Ahmad no tuvo tiempo de soplar las velitas de su quinto cumpleaños: en un bonito día sin guerra de febrero de 1999, el pequeño murió al estallar una bomba de racimo que encontró en un parque del sur del Líbano donde celebraba su fiesta.
«Sus últimas palabras fueron «papá, ayúdame». Murió tras cuatro horas de sufrimientos», dijo su padre, Raed Mokaled, óptico en la ciudad de Nabatiyé, a pocos kilómetros de Israel.
Mokaled recuerda los minutos previos a la explosión que cambió su vida. El y su mujer preparaban la merienda y Ahmad jugaba mientras tanto con su hermano Adam.
«Oímos un gran estallido. Mi esposa supo inmediatamente que era nuestro hijo», contó el óptico.
«Adam nos dijo inmediatamente que había visto cómo su hermano agarraba un objeto coloreado, como un juguete», dijo en referencia a la submunición que mató al pequeño, lanzada años antes por el ejército israelí en esa zona.
Según la organización Handicap International, 100 mil personas murieron por la explosión de submuniciones en todo el mundo desde 1965. Más de la cuarta parte de esas víctimas fueron niños, pues sus formas y colores los atraen especialmente.
Un obús o un cohete dispersan decenas o centenares de submuniciones que no siempre explotan al impactar, convirtiéndose de hecho en minas antipersonas que estallan años después del final de una guerra. Por eso el 98% de sus víctimas son civiles.
«Mi hijo no era ni un terrorista ni un criminal», se lamentó Mokaled al denunciar que «nadie en la tierra tiene derecho a matar a un niño».
El óptico libanés es uno de los afectados que viajaron a Oslo para dar un rostro y un nombre a las víctimas anónimas de las submuniciones, con motivo de la firma de un tratado para prohibir las bombas de racimo realizada el miércoles por un centenar de países.
Ni Israel ni los otros grandes productores de bombas de racimo como Estados Unidos, Rusia y China firmaron hoy en Oslo el tratado que las prohibirá.
Soraj Habib es un adolescente afgano que sobrevivió a una submunición, si bien perdió sus dos piernas y el dedo de una mano.
El día de Año Nuevo de 2002, cuando tenía diez años, volvía a su casa en Herat cuando encontró una submunición estadounidense del tipo BLU-97.
«Creí que era una lata de conservas. Intenté abrirla y no lo logré. Explotó cuando la tiré al suelo», recordó.
En el hospital al que le llevaron, lo primero que hizo el médico que lo recibió fue sugerir que le pusieran una inyección letal. «Decía que mi vida sería muy difícil con sólo la mitad del cuerpo. Mi padre se lo impidió», narró Soraj.
«Este tratado es histórico. Permitirá que otros niños no les ocurra lo que a mi», consideró con una sonrisa sin odio.
A juzgar por las chispas que desprenden sus ojos, la iraquí Ayat Suliman debía de ser una niña muy segura de sí misma antes de quedar gravemente desfigurada por una submunición cuando tenía ocho años.
Fue el 5 de mayo de 2003, cuatro días después del final oficial de las hostilidades en Irak, Ayat y su hermano Jakob llevaron a su casa, en Samarra, lo que pensaban que era un juguete.
«Me acuerdo que era muy colorido y bonito», explicó Ayat. Sus cuatro hermanos y un primo, de entre tres y 15 años de edad, murieron en la explosión.
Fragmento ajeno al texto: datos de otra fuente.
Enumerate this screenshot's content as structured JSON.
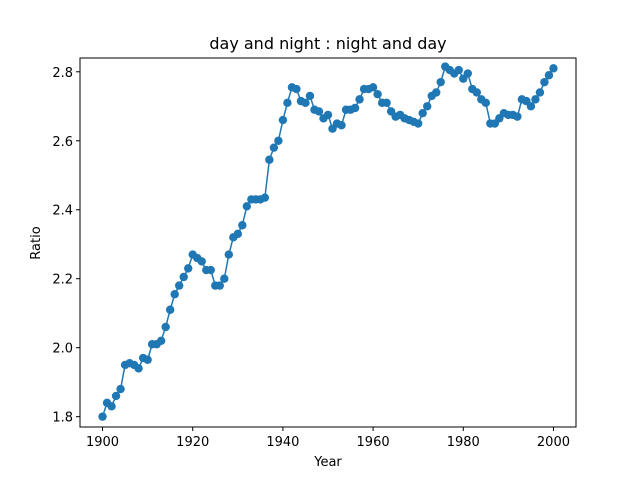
{
  "chart_data": {
    "type": "line",
    "title": "day and night : night and day",
    "xlabel": "Year",
    "ylabel": "Ratio",
    "xlim": [
      1895,
      2005
    ],
    "ylim": [
      1.77,
      2.84
    ],
    "xticks": [
      1900,
      1920,
      1940,
      1960,
      1980,
      2000
    ],
    "yticks": [
      1.8,
      2.0,
      2.2,
      2.4,
      2.6,
      2.8
    ],
    "ytick_labels": [
      "1.8",
      "2.0",
      "2.2",
      "2.4",
      "2.6",
      "2.8"
    ],
    "grid": false,
    "markers": true,
    "colors": {
      "series": "#1f77b4"
    },
    "series": [
      {
        "x": [
          1900,
          1901,
          1902,
          1903,
          1904,
          1905,
          1906,
          1907,
          1908,
          1909,
          1910,
          1911,
          1912,
          1913,
          1914,
          1915,
          1916,
          1917,
          1918,
          1919,
          1920,
          1921,
          1922,
          1923,
          1924,
          1925,
          1926,
          1927,
          1928,
          1929,
          1930,
          1931,
          1932,
          1933,
          1934,
          1935,
          1936,
          1937,
          1938,
          1939,
          1940,
          1941,
          1942,
          1943,
          1944,
          1945,
          1946,
          1947,
          1948,
          1949,
          1950,
          1951,
          1952,
          1953,
          1954,
          1955,
          1956,
          1957,
          1958,
          1959,
          1960,
          1961,
          1962,
          1963,
          1964,
          1965,
          1966,
          1967,
          1968,
          1969,
          1970,
          1971,
          1972,
          1973,
          1974,
          1975,
          1976,
          1977,
          1978,
          1979,
          1980,
          1981,
          1982,
          1983,
          1984,
          1985,
          1986,
          1987,
          1988,
          1989,
          1990,
          1991,
          1992,
          1993,
          1994,
          1995,
          1996,
          1997,
          1998,
          1999,
          2000
        ],
        "values": [
          1.8,
          1.84,
          1.83,
          1.86,
          1.88,
          1.95,
          1.955,
          1.95,
          1.94,
          1.97,
          1.965,
          2.01,
          2.01,
          2.02,
          2.06,
          2.11,
          2.155,
          2.18,
          2.205,
          2.23,
          2.27,
          2.26,
          2.25,
          2.225,
          2.225,
          2.18,
          2.18,
          2.2,
          2.27,
          2.32,
          2.33,
          2.355,
          2.41,
          2.43,
          2.43,
          2.43,
          2.435,
          2.545,
          2.58,
          2.6,
          2.66,
          2.71,
          2.755,
          2.75,
          2.715,
          2.71,
          2.73,
          2.69,
          2.685,
          2.665,
          2.675,
          2.635,
          2.65,
          2.645,
          2.69,
          2.69,
          2.695,
          2.72,
          2.75,
          2.75,
          2.755,
          2.735,
          2.71,
          2.71,
          2.685,
          2.67,
          2.675,
          2.665,
          2.66,
          2.655,
          2.65,
          2.68,
          2.7,
          2.73,
          2.74,
          2.77,
          2.815,
          2.805,
          2.795,
          2.805,
          2.78,
          2.795,
          2.75,
          2.74,
          2.72,
          2.71,
          2.65,
          2.65,
          2.665,
          2.68,
          2.675,
          2.675,
          2.67,
          2.72,
          2.715,
          2.7,
          2.72,
          2.74,
          2.77,
          2.79,
          2.81
        ]
      }
    ]
  }
}
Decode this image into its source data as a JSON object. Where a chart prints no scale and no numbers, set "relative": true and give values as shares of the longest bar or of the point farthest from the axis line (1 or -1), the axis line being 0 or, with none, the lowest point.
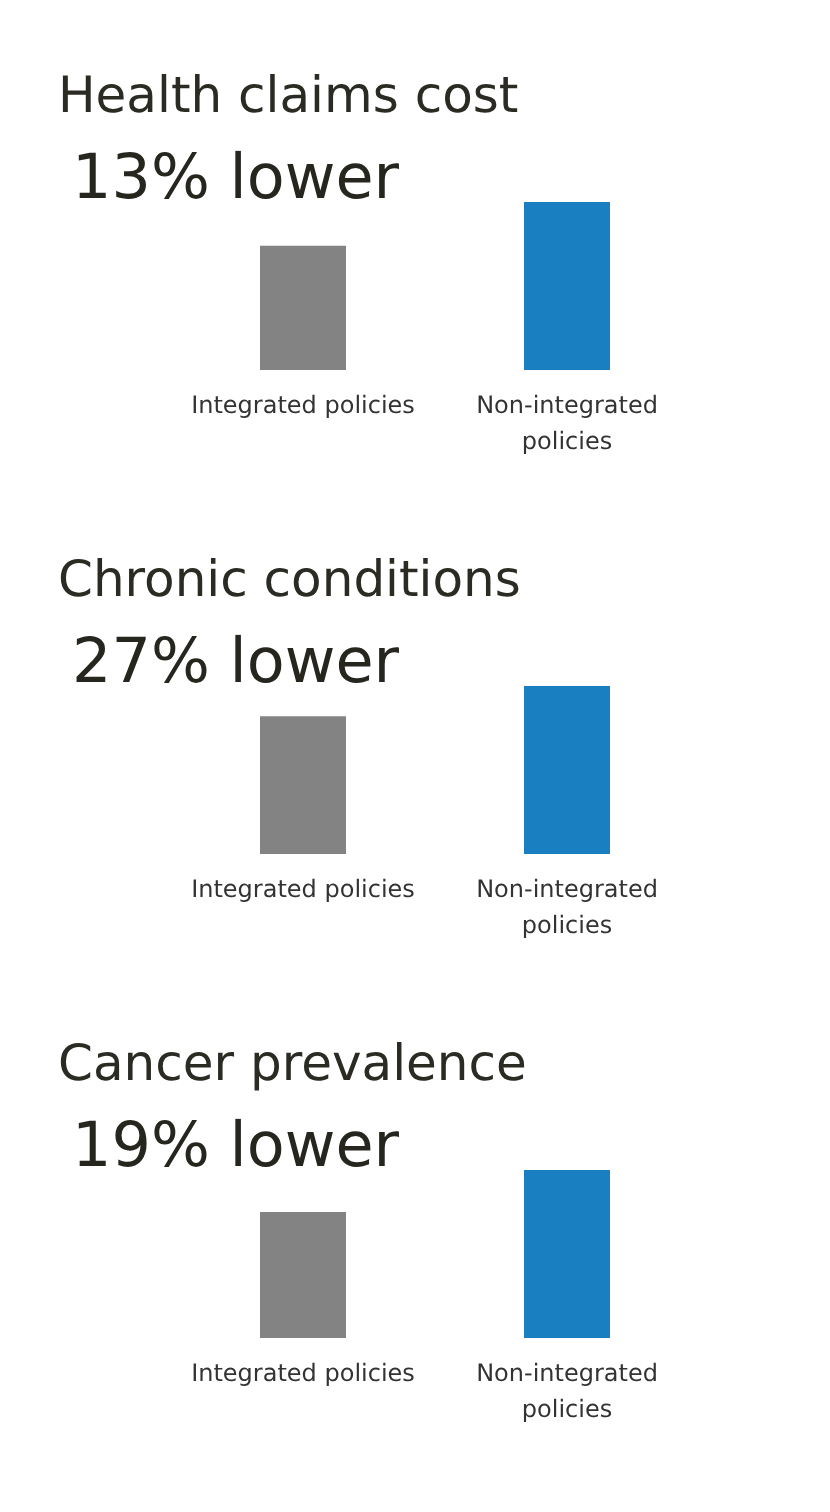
{
  "chart_data": [
    {
      "type": "bar",
      "title": "Health claims cost",
      "categories": [
        "Integrated policies",
        "Non-integrated policies"
      ],
      "values": [
        0.74,
        1
      ],
      "colors": [
        "#838383",
        "#1a7fc0"
      ],
      "relative": true,
      "annotations": [
        "13% lower"
      ]
    },
    {
      "type": "bar",
      "title": "Chronic conditions",
      "categories": [
        "Integrated policies",
        "Non-integrated policies"
      ],
      "values": [
        0.82,
        1
      ],
      "colors": [
        "#838383",
        "#1a7fc0"
      ],
      "relative": true,
      "annotations": [
        "27% lower"
      ]
    },
    {
      "type": "bar",
      "title": "Cancer prevalence",
      "categories": [
        "Integrated policies",
        "Non-integrated policies"
      ],
      "values": [
        0.75,
        1
      ],
      "colors": [
        "#838383",
        "#1a7fc0"
      ],
      "relative": true,
      "annotations": [
        "19% lower"
      ]
    }
  ]
}
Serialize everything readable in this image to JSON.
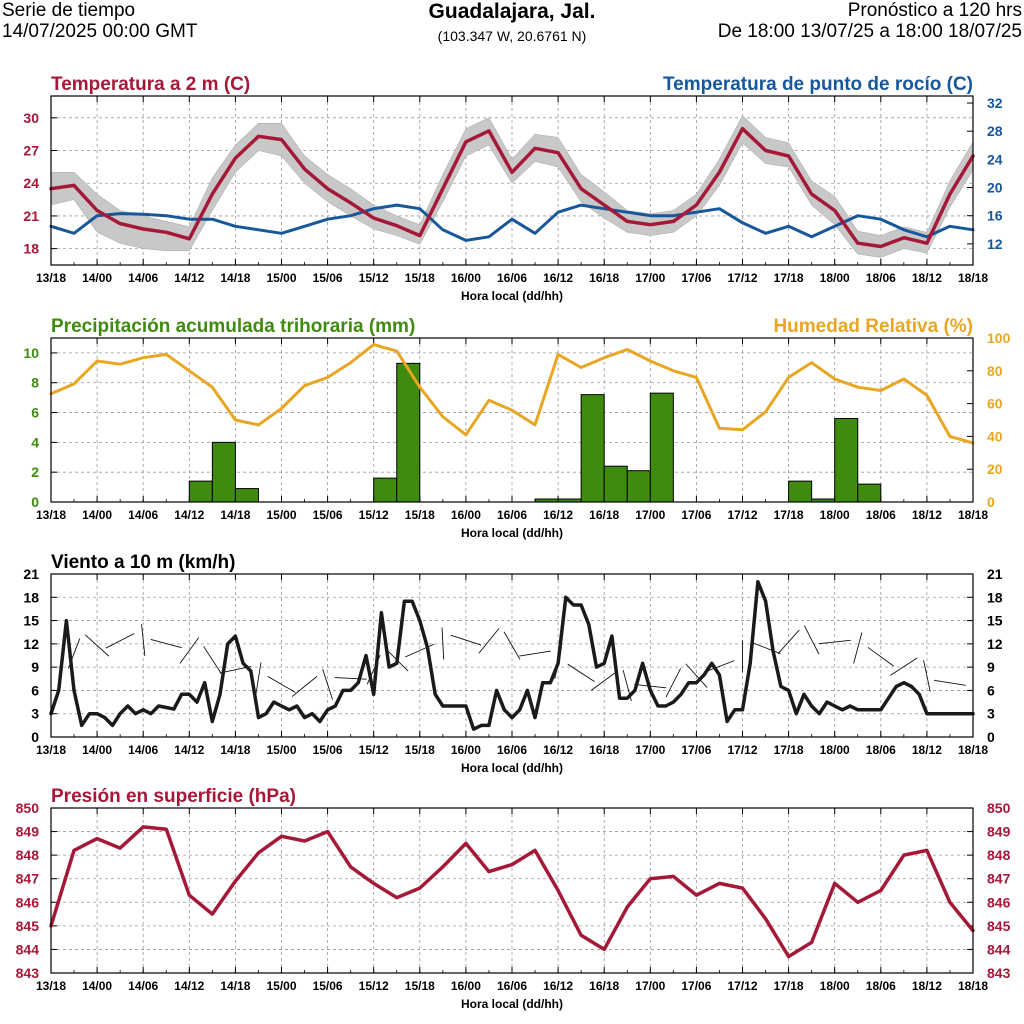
{
  "header": {
    "left_line1": "Serie de tiempo",
    "left_line2": "14/07/2025 00:00 GMT",
    "title": "Guadalajara, Jal.",
    "coords": "(103.347 W, 20.6761 N)",
    "right_line1": "Pronóstico a 120 hrs",
    "right_line2": "De 18:00 13/07/25 a 18:00 18/07/25"
  },
  "x_axis": {
    "label": "Hora local (dd/hh)",
    "tick_labels": [
      "13/18",
      "14/00",
      "14/06",
      "14/12",
      "14/18",
      "15/00",
      "15/06",
      "15/12",
      "15/18",
      "16/00",
      "16/06",
      "16/12",
      "16/18",
      "17/00",
      "17/06",
      "17/12",
      "17/18",
      "18/00",
      "18/06",
      "18/12",
      "18/18"
    ],
    "range_hours": [
      0,
      120
    ]
  },
  "chart_data": [
    {
      "type": "line",
      "panel": "temperature",
      "title_left": "Temperatura a 2 m (C)",
      "title_right": "Temperatura de punto de rocío (C)",
      "colors": {
        "temperature": "#a51837",
        "dewpoint": "#17579b",
        "band": "#c8c8c8"
      },
      "y_left": {
        "range": [
          16.5,
          32
        ],
        "ticks": [
          18,
          21,
          24,
          27,
          30
        ]
      },
      "y_right": {
        "range": [
          9,
          33
        ],
        "ticks": [
          12,
          16,
          20,
          24,
          28,
          32
        ]
      },
      "x_hours": [
        0,
        3,
        6,
        9,
        12,
        15,
        18,
        21,
        24,
        27,
        30,
        33,
        36,
        39,
        42,
        45,
        48,
        51,
        54,
        57,
        60,
        63,
        66,
        69,
        72,
        75,
        78,
        81,
        84,
        87,
        90,
        93,
        96,
        99,
        102,
        105,
        108,
        111,
        114,
        117,
        120
      ],
      "series": [
        {
          "name": "Temperatura a 2 m (C)",
          "axis": "left",
          "values": [
            23.5,
            23.8,
            21.5,
            20.3,
            19.8,
            19.5,
            18.9,
            23.0,
            26.3,
            28.3,
            28.0,
            25.3,
            23.5,
            22.2,
            20.8,
            20.1,
            19.2,
            23.5,
            27.8,
            28.8,
            25.0,
            27.2,
            26.8,
            23.5,
            22.0,
            20.5,
            20.2,
            20.5,
            22.0,
            25.0,
            29.0,
            27.0,
            26.5,
            23.0,
            21.5,
            18.5,
            18.2,
            19.0,
            18.5,
            23.0,
            26.5
          ],
          "band_lower": [
            22.0,
            22.5,
            19.5,
            18.5,
            18.0,
            17.8,
            17.8,
            21.5,
            25.0,
            27.0,
            26.5,
            24.0,
            22.3,
            21.0,
            19.8,
            19.2,
            18.4,
            22.3,
            26.5,
            27.5,
            24.0,
            26.0,
            25.5,
            22.3,
            20.8,
            19.5,
            19.2,
            19.5,
            21.0,
            23.8,
            27.7,
            25.8,
            25.5,
            22.0,
            20.2,
            17.5,
            17.2,
            18.0,
            17.6,
            21.8,
            25.2
          ],
          "band_upper": [
            25.0,
            25.0,
            23.0,
            21.5,
            21.0,
            20.5,
            20.0,
            24.5,
            27.5,
            29.5,
            29.5,
            26.5,
            24.8,
            23.5,
            22.0,
            21.0,
            20.2,
            24.8,
            29.0,
            30.0,
            26.2,
            28.5,
            28.2,
            24.8,
            23.2,
            21.5,
            21.2,
            21.5,
            23.0,
            26.2,
            30.2,
            28.2,
            27.7,
            24.2,
            22.8,
            19.6,
            19.2,
            20.0,
            19.5,
            24.2,
            27.8
          ]
        },
        {
          "name": "Temperatura de punto de rocío (C)",
          "axis": "right",
          "values": [
            14.5,
            13.5,
            16.0,
            16.3,
            16.2,
            16.0,
            15.5,
            15.5,
            14.5,
            14.0,
            13.5,
            14.5,
            15.5,
            16.0,
            17.0,
            17.5,
            17.0,
            14.0,
            12.5,
            13.0,
            15.5,
            13.5,
            16.5,
            17.5,
            17.0,
            16.5,
            16.0,
            16.0,
            16.5,
            17.0,
            15.0,
            13.5,
            14.5,
            13.0,
            14.5,
            16.0,
            15.5,
            14.0,
            13.0,
            14.5,
            14.0
          ]
        }
      ]
    },
    {
      "type": "bar",
      "panel": "precipitation",
      "title_left": "Precipitación acumulada trihoraria (mm)",
      "title_right": "Humedad Relativa (%)",
      "colors": {
        "precipitation": "#3f8b0f",
        "humidity": "#e8a623"
      },
      "y_left": {
        "range": [
          0,
          11
        ],
        "ticks": [
          0,
          2,
          4,
          6,
          8,
          10
        ]
      },
      "y_right": {
        "range": [
          0,
          100
        ],
        "ticks": [
          0,
          20,
          40,
          60,
          80,
          100
        ]
      },
      "bars": [
        {
          "start_hour": 18,
          "end_hour": 21,
          "value": 1.4
        },
        {
          "start_hour": 21,
          "end_hour": 24,
          "value": 4.0
        },
        {
          "start_hour": 24,
          "end_hour": 27,
          "value": 0.9
        },
        {
          "start_hour": 42,
          "end_hour": 45,
          "value": 1.6
        },
        {
          "start_hour": 45,
          "end_hour": 48,
          "value": 9.3
        },
        {
          "start_hour": 63,
          "end_hour": 66,
          "value": 0.2
        },
        {
          "start_hour": 66,
          "end_hour": 69,
          "value": 0.2
        },
        {
          "start_hour": 69,
          "end_hour": 72,
          "value": 7.2
        },
        {
          "start_hour": 72,
          "end_hour": 75,
          "value": 2.4
        },
        {
          "start_hour": 75,
          "end_hour": 78,
          "value": 2.1
        },
        {
          "start_hour": 78,
          "end_hour": 81,
          "value": 7.3
        },
        {
          "start_hour": 96,
          "end_hour": 99,
          "value": 1.4
        },
        {
          "start_hour": 99,
          "end_hour": 102,
          "value": 0.2
        },
        {
          "start_hour": 102,
          "end_hour": 105,
          "value": 5.6
        },
        {
          "start_hour": 105,
          "end_hour": 108,
          "value": 1.2
        }
      ],
      "humidity_x_hours": [
        0,
        3,
        6,
        9,
        12,
        15,
        18,
        21,
        24,
        27,
        30,
        33,
        36,
        39,
        42,
        45,
        48,
        51,
        54,
        57,
        60,
        63,
        66,
        69,
        72,
        75,
        78,
        81,
        84,
        87,
        90,
        93,
        96,
        99,
        102,
        105,
        108,
        111,
        114,
        117,
        120
      ],
      "humidity_values": [
        66,
        72,
        86,
        84,
        88,
        90,
        80,
        70,
        50,
        47,
        57,
        71,
        76,
        85,
        96,
        92,
        70,
        52,
        41,
        62,
        56,
        47,
        90,
        82,
        88,
        93,
        86,
        80,
        76,
        45,
        44,
        55,
        76,
        85,
        75,
        70,
        68,
        75,
        65,
        40,
        36
      ]
    },
    {
      "type": "line",
      "panel": "wind",
      "title_left": "Viento a 10 m (km/h)",
      "colors": {
        "speed": "#1a1a1a"
      },
      "y_left": {
        "range": [
          0,
          21
        ],
        "ticks": [
          0,
          3,
          6,
          9,
          12,
          15,
          18,
          21
        ]
      },
      "y_right": {
        "range": [
          0,
          21
        ],
        "ticks": [
          0,
          3,
          6,
          9,
          12,
          15,
          18,
          21
        ]
      },
      "x_hours": [
        0,
        1,
        2,
        3,
        4,
        5,
        6,
        7,
        8,
        9,
        10,
        11,
        12,
        13,
        14,
        15,
        16,
        17,
        18,
        19,
        20,
        21,
        22,
        23,
        24,
        25,
        26,
        27,
        28,
        29,
        30,
        31,
        32,
        33,
        34,
        35,
        36,
        37,
        38,
        39,
        40,
        41,
        42,
        43,
        44,
        45,
        46,
        47,
        48,
        49,
        50,
        51,
        52,
        53,
        54,
        55,
        56,
        57,
        58,
        59,
        60,
        61,
        62,
        63,
        64,
        65,
        66,
        67,
        68,
        69,
        70,
        71,
        72,
        73,
        74,
        75,
        76,
        77,
        78,
        79,
        80,
        81,
        82,
        83,
        84,
        85,
        86,
        87,
        88,
        89,
        90,
        91,
        92,
        93,
        94,
        95,
        96,
        97,
        98,
        99,
        100,
        101,
        102,
        103,
        104,
        105,
        106,
        107,
        108,
        109,
        110,
        111,
        112,
        113,
        114,
        115,
        116,
        117,
        118,
        119,
        120
      ],
      "values": [
        3.0,
        6.0,
        15.0,
        6.0,
        1.5,
        3.0,
        3.0,
        2.5,
        1.5,
        3.0,
        4.0,
        3.0,
        3.5,
        3.0,
        4.0,
        3.8,
        3.6,
        5.5,
        5.5,
        4.5,
        7.0,
        2.0,
        5.5,
        12.0,
        13.0,
        9.5,
        8.5,
        2.5,
        3.0,
        4.5,
        4.0,
        3.5,
        4.0,
        2.5,
        3.0,
        2.0,
        3.5,
        4.0,
        6.0,
        6.0,
        7.0,
        10.5,
        5.5,
        16.0,
        9.0,
        9.5,
        17.5,
        17.5,
        15.0,
        11.5,
        5.5,
        4.0,
        4.0,
        4.0,
        4.0,
        1.0,
        1.5,
        1.5,
        6.0,
        3.5,
        2.5,
        3.5,
        6.0,
        2.5,
        7.0,
        7.0,
        9.5,
        18.0,
        17.0,
        17.0,
        14.5,
        9.0,
        9.5,
        13.0,
        5.0,
        5.0,
        6.0,
        9.5,
        6.0,
        4.0,
        4.0,
        4.5,
        5.5,
        7.0,
        7.0,
        8.0,
        9.5,
        8.0,
        2.0,
        3.5,
        3.5,
        9.5,
        20.0,
        17.5,
        11.0,
        6.5,
        6.0,
        3.0,
        5.5,
        4.0,
        3.0,
        4.5,
        4.0,
        3.5,
        4.0,
        3.5,
        3.5,
        3.5,
        3.5,
        5.0,
        6.5,
        7.0,
        6.5,
        5.5,
        3.0,
        3.0,
        3.0,
        3.0,
        3.0,
        3.0,
        3.0
      ]
    },
    {
      "type": "line",
      "panel": "pressure",
      "title_left": "Presión en superficie (hPa)",
      "colors": {
        "pressure": "#a51837"
      },
      "y_left": {
        "range": [
          843,
          850
        ],
        "ticks": [
          843,
          844,
          845,
          846,
          847,
          848,
          849,
          850
        ]
      },
      "y_right": {
        "range": [
          843,
          850
        ],
        "ticks": [
          843,
          844,
          845,
          846,
          847,
          848,
          849,
          850
        ]
      },
      "x_hours": [
        0,
        3,
        6,
        9,
        12,
        15,
        18,
        21,
        24,
        27,
        30,
        33,
        36,
        39,
        42,
        45,
        48,
        51,
        54,
        57,
        60,
        63,
        66,
        69,
        72,
        75,
        78,
        81,
        84,
        87,
        90,
        93,
        96,
        99,
        102,
        105,
        108,
        111,
        114,
        117,
        120
      ],
      "values": [
        845.0,
        848.2,
        848.7,
        848.3,
        849.2,
        849.1,
        846.3,
        845.5,
        846.9,
        848.1,
        848.8,
        848.6,
        849.0,
        847.5,
        846.8,
        846.2,
        846.6,
        847.5,
        848.5,
        847.3,
        847.6,
        848.2,
        846.5,
        844.6,
        844.0,
        845.8,
        847.0,
        847.1,
        846.3,
        846.8,
        846.6,
        845.3,
        843.7,
        844.3,
        846.8,
        846.0,
        846.5,
        848.0,
        848.2,
        846.0,
        844.8
      ]
    }
  ]
}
Ella sobrevivió, con quemaduras en el 65% de su cuerpo.
Tras 15 operaciones, aún necesita un andador para caminar. Vive en Suecia y sufre porque los niños se reíen de ella. «Nadie me entiende. Piensan que soy fea».
Un centenar de países empezaron hoy en Oslo a firmar un tratado que prohíbe las bombas de racimo, en una ceremonia opacada por la ausencia de los mayores fabricantes de esas armas particularmente letales para la población civil, como Estados Unidos, Rusia y China.
«El mundo es hoy un lugar más seguro. Este es el mayor tratado humanitario de la última década», dijo Moyes, miembro de la Coalición de Municiones Cluster (CMC), una entidad que agrupa a unas 300 organizaciones no gubernamentales.
Las bombas de racimo (BASM) pueden contener varios cientos de «bombitas» que se dispersan en un vasto perímetro pero no estallan al mismo tiempo, convirtiéndose así en minas antipersona, prohibidas por la Convención de Ottawa de 1997.
Según Handicap International, unas 100 mil personas, el 98% de las cuales eran civiles, murieron o quedaron mutiladas por la explosión de esas bombas en todo el mundo desde 1965. Más de un cuarto son niños, que las confunden con juguetes o latas de conserva.